When the Library of Sion College closed its doors in 1996, the College’s collection of rare and early printed books were transferred to Lambeth Palace Library. As well as forming an important and wide-ranging collection in their own right, these books are especially interesting for their provenance, as many of the volumes were owned and donated by prominent citizens of 17th century London, including scholars, clergy, merchants and aristocrats. These citizens have left significant evidence of their former ownership, and inscriptions, bookplates, personal bindings and marginal annotations are all common additions.
One book in particular, a 1534 edition of the works of Plato printed in Basel by Johann Walder, is full of hundreds of drawings, miniature portraits, detailed landscapes, notes,and other marginalia. On the title page is a signature written in Greek: “Θωμας ο Σμιτθος”, i.e. Thomas Smith.

Sir Thomas Smith (1513-1577) was a Tudor scholar and a politician who attained high office during the reigns of Edward VI and Elizabeth I, serving as Ambassador to France and Secretary of State. Born at Saffron Walden, Smith was educated at Queens’ College, Cambridge, where he was appointed professor in 1533 and lectured in Greek language and philosophy. Along with his friend and tutor Sir John Cheke, Smith was considered one of the foremost classical scholars of the day and his best known work, De republica Anglorum. The maner of gouernement or policie of the realme of England (1583), achieved widespread influence. Throughout his life, however, Smith maintained many and varied interests beyond his classical scholarship; he was passionate about astronomy, mathematics and architecture, and obsessively conducted his own practical experiments in chemistry and alchemy.
Alongside his other interests, Smith was an enthusiastic collector of books and assembled a large library over his career. Although his collection was scattered following his death and many books were lost, surviving volumes are identifiable on account of his practice of systematically annotating and illustrating ideas and passages, a habit which provides a unique reflection of the interests and thinking of a humanist scholar of the English Renaissance.
During his time at Cambridge University, Smith was trained in the art of active reading. This technique is based on the idea that reading is an interactive and adversarial process with the reader making notes opposite, and sometimes also in opposition to, the author’s text (the classicist Isaac Casaubon coined the term “adversaria” specifically to describe volumes whose margins showed evidence of this type of engagement). Smith thus acquired the “habit … of annotating his
books in their margins with endless corrections, underlinings, and comments” (Sherman, 1997). In Sion College’s copy of Plato, Smith has added summaries, subject headings and symbols alongside important sections of text. When an author is mentioned, Smith noted his name in the margin as an aide–mémoire. Throughout the book there are portraits of kings and rulers and sketches of crowns, ships, fortresses and mythological beasts.

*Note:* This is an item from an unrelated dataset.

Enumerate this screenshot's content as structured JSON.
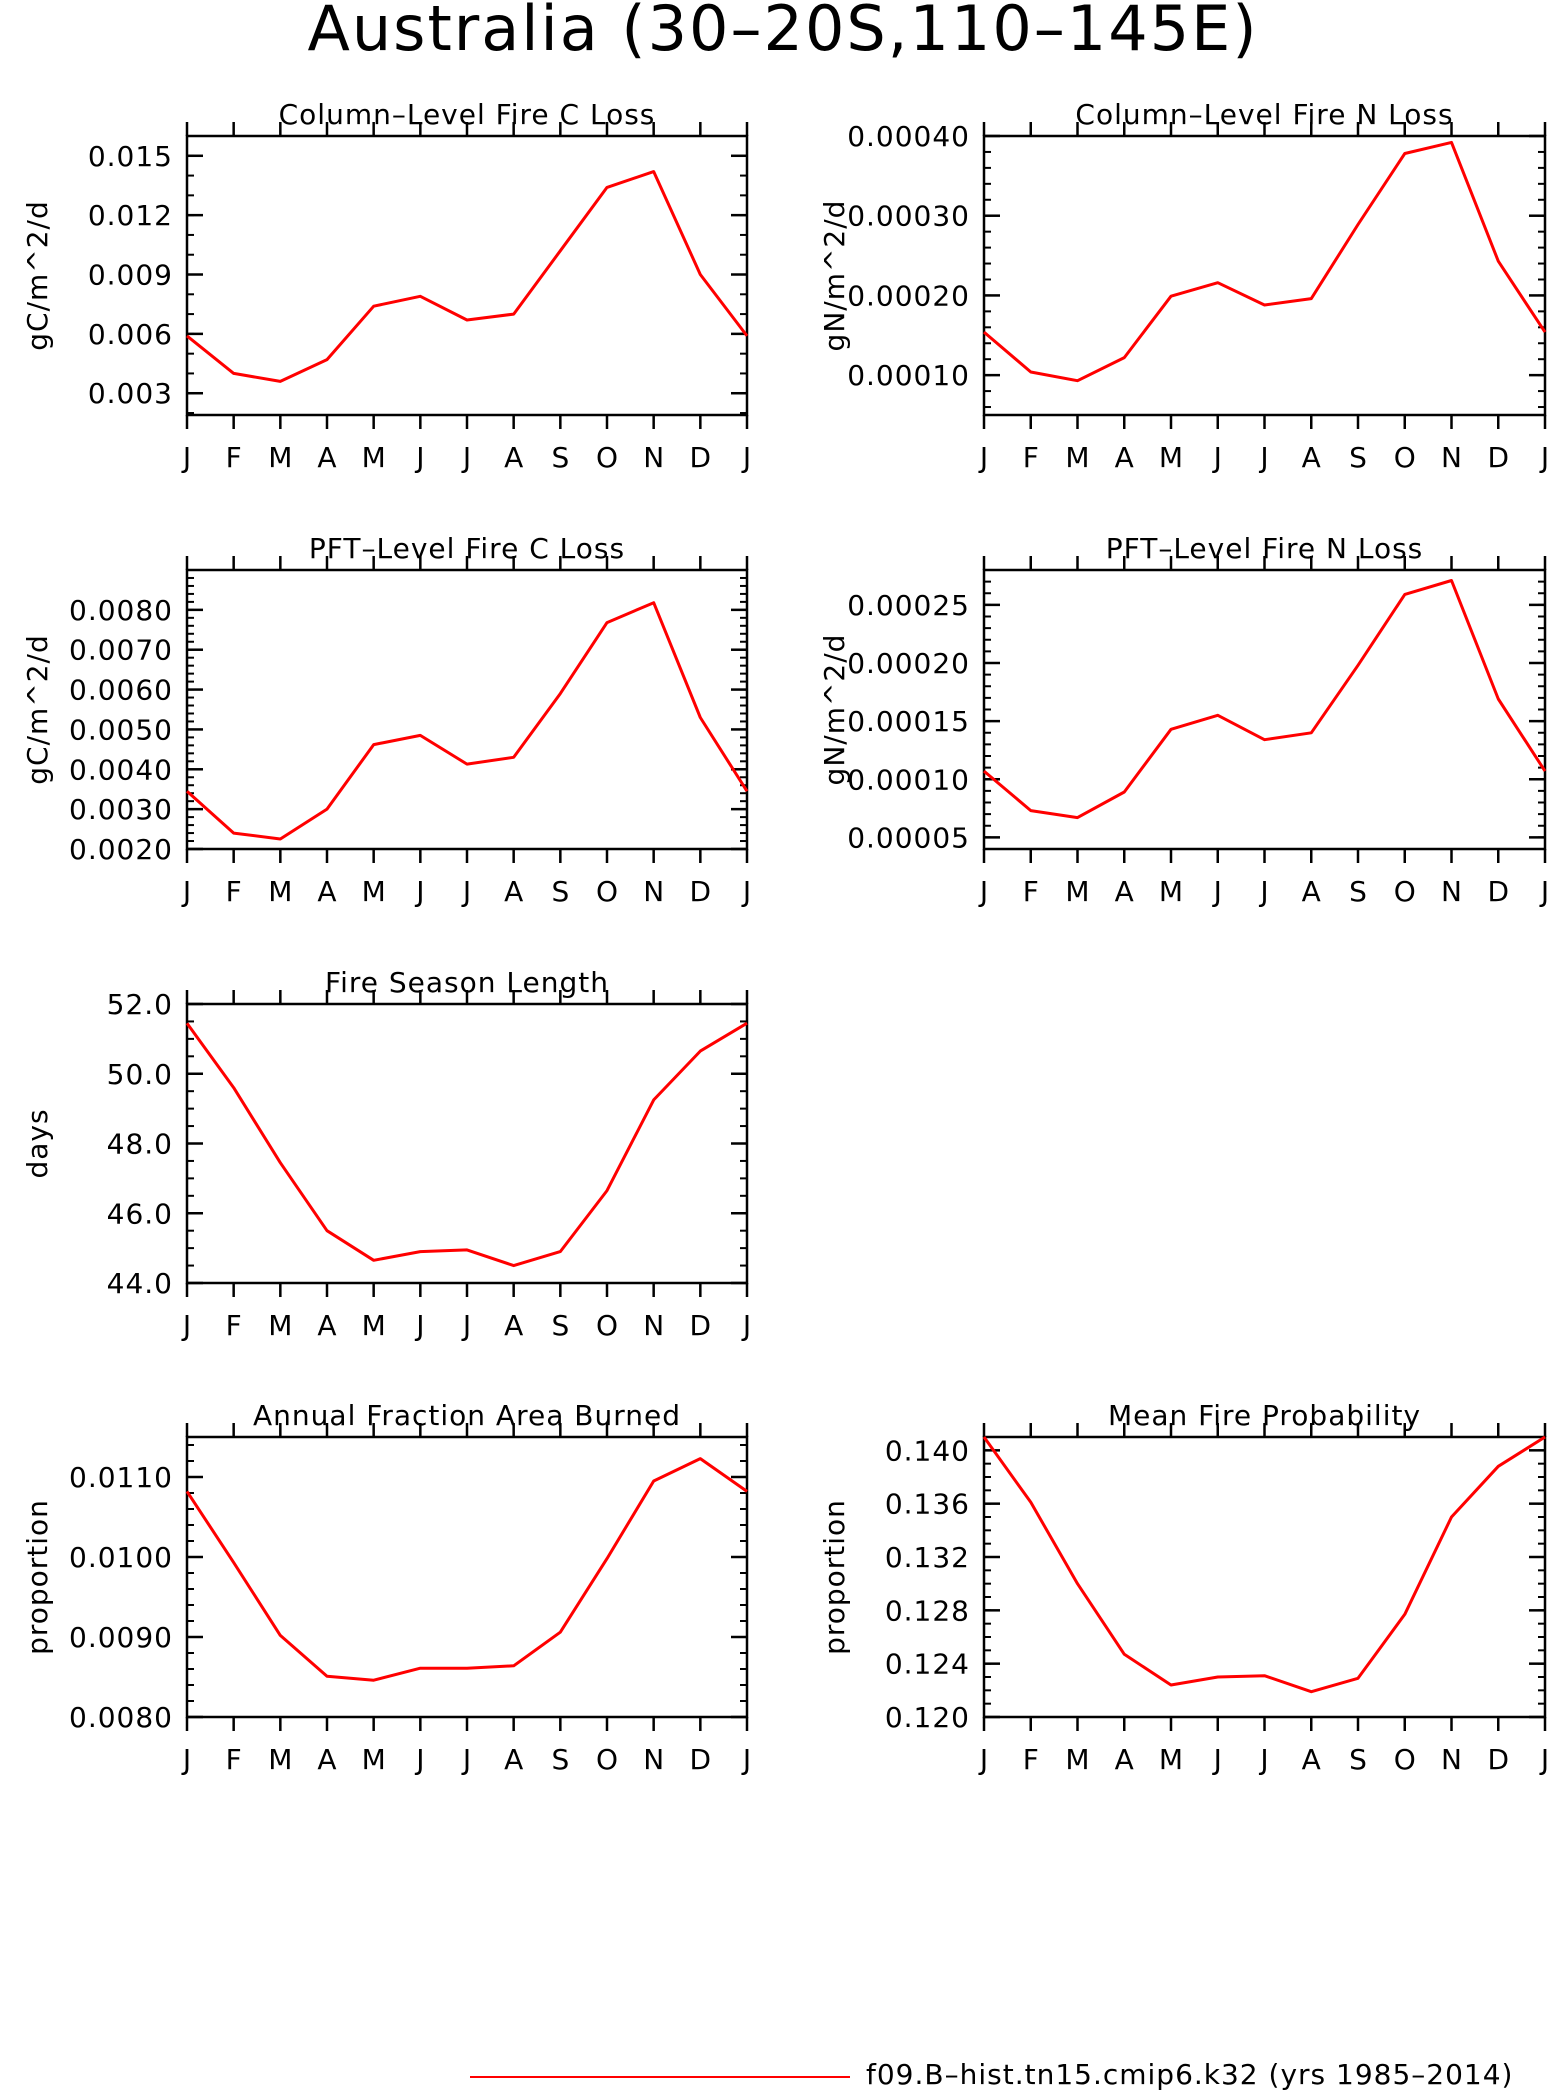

References in the text to ancient towns and cities, such as Sparta or Athens, are illustrated with a tiny, intricately detailed cityscape. Smith appears to have read straight through the book, adding notes as he progressed as an aid to digestion of the text.
Of Smith’s marginalia, William Sherman writes: “Although we are most inclined to appreciate the
artistic and entertainment value of these pictures, they were not merely doodles: they certainly played an important mnemonic role. It is possible that this use of illustrations was advocated by Cheke and others and may even point to a general annotational style in mid-Tudor Cambridge.” Another student of John Cheke was Dr John Dee, later to become Elizabeth I’s trusted advisor, and he is also known to have added sketches and notes to the margins of books as he read.
Through his marginalia we can learn not only about the books Smith owned, but also how he interpreted texts and approached his scholarly work. Of his huge library, only a small number of books remain and most that survive are held in the library of Queens’ College, Cambridge, making the book in the Sion College collection a very rare find.
References
Plato. Hapanta Platōnos … Platonis Omnia Opera, Basel: Johann Walder, 1534. (Sion C11/P69 GRY)
Sherman, William Howard. John Dee: The politics of reading and writing in the English Renaissance, Massachusetts: University of Massachusetts Press, 1997.